In the middle of April 2012, over 2000 political prisoners lodged in Israeli jails joined a hunger strike launched by a group of their compatriots nearly two and half months ago. The fasting prisoners were protesting against the brutal measures adopted by the Israeli state to persecute the Palestinian patriots in its jails.

Nearly a month after the 2,000 prisoners joined the initial group in the hunger strike, the Israeli government was compelled to allow family visits for prisoners from Gaza, end the policy of solitary confinement, and significantly reduce and limit the use of detention without trial, also known as “administrative detention”.

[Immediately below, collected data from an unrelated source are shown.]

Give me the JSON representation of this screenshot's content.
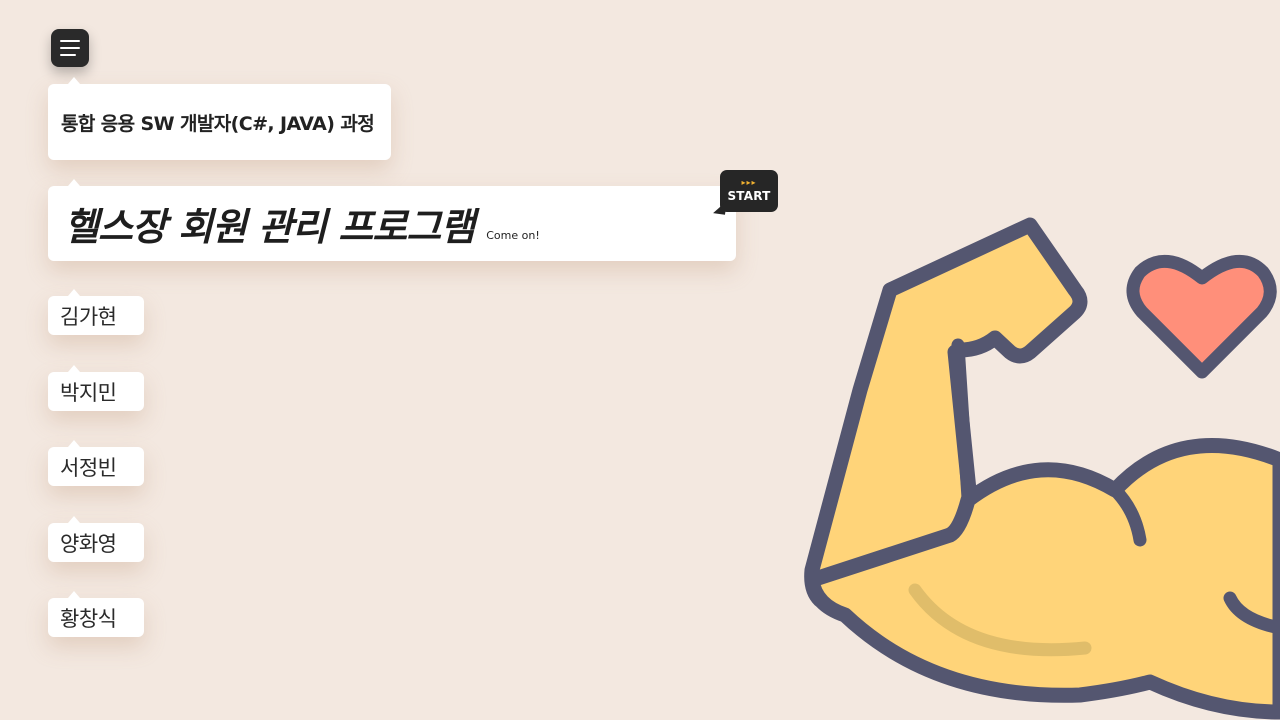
{
  "menu": {
    "icon": "hamburger-menu-icon"
  },
  "course": {
    "title": "통합 응용 SW 개발자(C#, JAVA) 과정"
  },
  "program": {
    "title": "헬스장 회원 관리 프로그램",
    "subtitle": "Come on!"
  },
  "start": {
    "arrows": "▸▸▸",
    "label": "START"
  },
  "members": [
    "김가현",
    "박지민",
    "서정빈",
    "양화영",
    "황창식"
  ],
  "illustration": {
    "icons": [
      "flexed-arm-icon",
      "heart-icon"
    ],
    "colors": {
      "arm": "#ffd479",
      "outline": "#545670",
      "heart": "#ff8f7a",
      "background": "#f3e8e0"
    }
  }
}
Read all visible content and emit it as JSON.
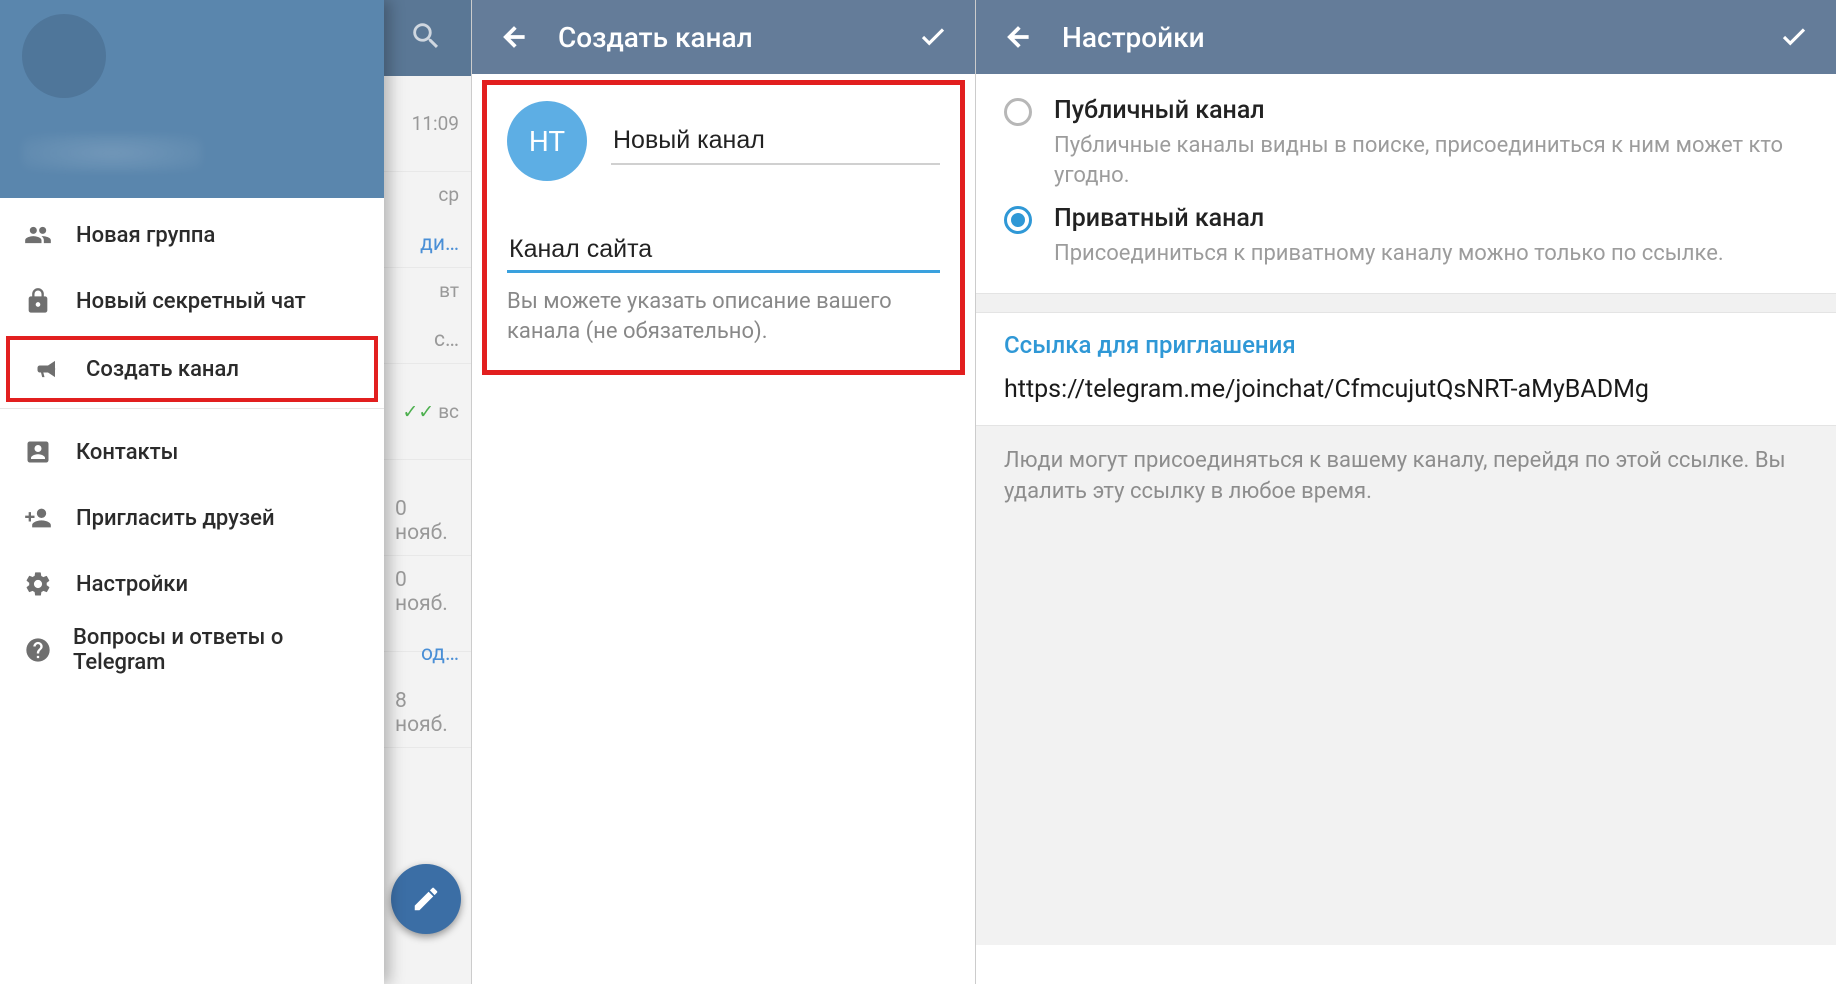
{
  "panel1": {
    "chatPreview": {
      "rows": [
        {
          "time": "11:09",
          "line2": ""
        },
        {
          "time": "ср",
          "line2": "ди…"
        },
        {
          "time": "вт",
          "line2": "с…"
        },
        {
          "time": "вс",
          "line2": "",
          "ticks": "✓✓"
        },
        {
          "time": "",
          "line2": "0 нояб."
        },
        {
          "time": "",
          "line2": "0 нояб."
        },
        {
          "time": "",
          "line2": "од…"
        },
        {
          "time": "",
          "line2": "8 нояб."
        }
      ]
    },
    "menu": {
      "new_group": "Новая группа",
      "new_secret": "Новый секретный чат",
      "create_channel": "Создать канал",
      "contacts": "Контакты",
      "invite": "Пригласить друзей",
      "settings": "Настройки",
      "faq": "Вопросы и ответы о Telegram"
    }
  },
  "panel2": {
    "title": "Создать канал",
    "avatar_initials": "НТ",
    "channel_name": "Новый канал",
    "description_value": "Канал сайта",
    "help_text": "Вы можете указать описание вашего канала (не обязательно)."
  },
  "panel3": {
    "title": "Настройки",
    "public": {
      "title": "Публичный канал",
      "sub": "Публичные каналы видны в поиске, присоединиться к ним может кто угодно."
    },
    "private": {
      "title": "Приватный канал",
      "sub": "Присоединиться к приватному каналу можно только по ссылке."
    },
    "link_section_title": "Ссылка для приглашения",
    "link_value": "https://telegram.me/joinchat/CfmcujutQsNRT-aMyBADMg",
    "footer_text": "Люди могут присоединяться к вашему каналу, перейдя по этой ссылке. Вы удалить эту ссылку в любое время."
  }
}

This struggle of the Palestinian prisoners was supported by justice and freedom-loving people all over the world, including organisations of Jewish people opposed to the racist, fascist and colonisation policies of the Israeli state. Just hours before the strike ended, Jewish peace organisations and the US Campaign to End the Occupation delivered over 8,000 signatures to the United States State Department asking them to force the Israeli state to relent.  Several thousands of people around the globe had pledged to undertake a 24-hour hunger strike in solidarity with the prisoners on 17th of May 2012, which was called off in view of the Israeli governments acceding to the demands of the Palestinian prisoners.  The victory of the Palestinian prisoners coincides with the Palestinian commemoration of the 64th anniversary of the Nakba; the systematic campaign of ethnic cleansing that uprooted most Palestinians from their homeland around 1948.

The prisoners’ victory has heightened hope about the prospects for Palestinian freedom, justice, self-determination and the return of refugees. Mazdoor Ekta Lehar hails this victory of the Palestinian people incarcerated in the jails of Israel and reiterates the support of the Indian working class and people for the just struggle of the Palestinian people for their national rights.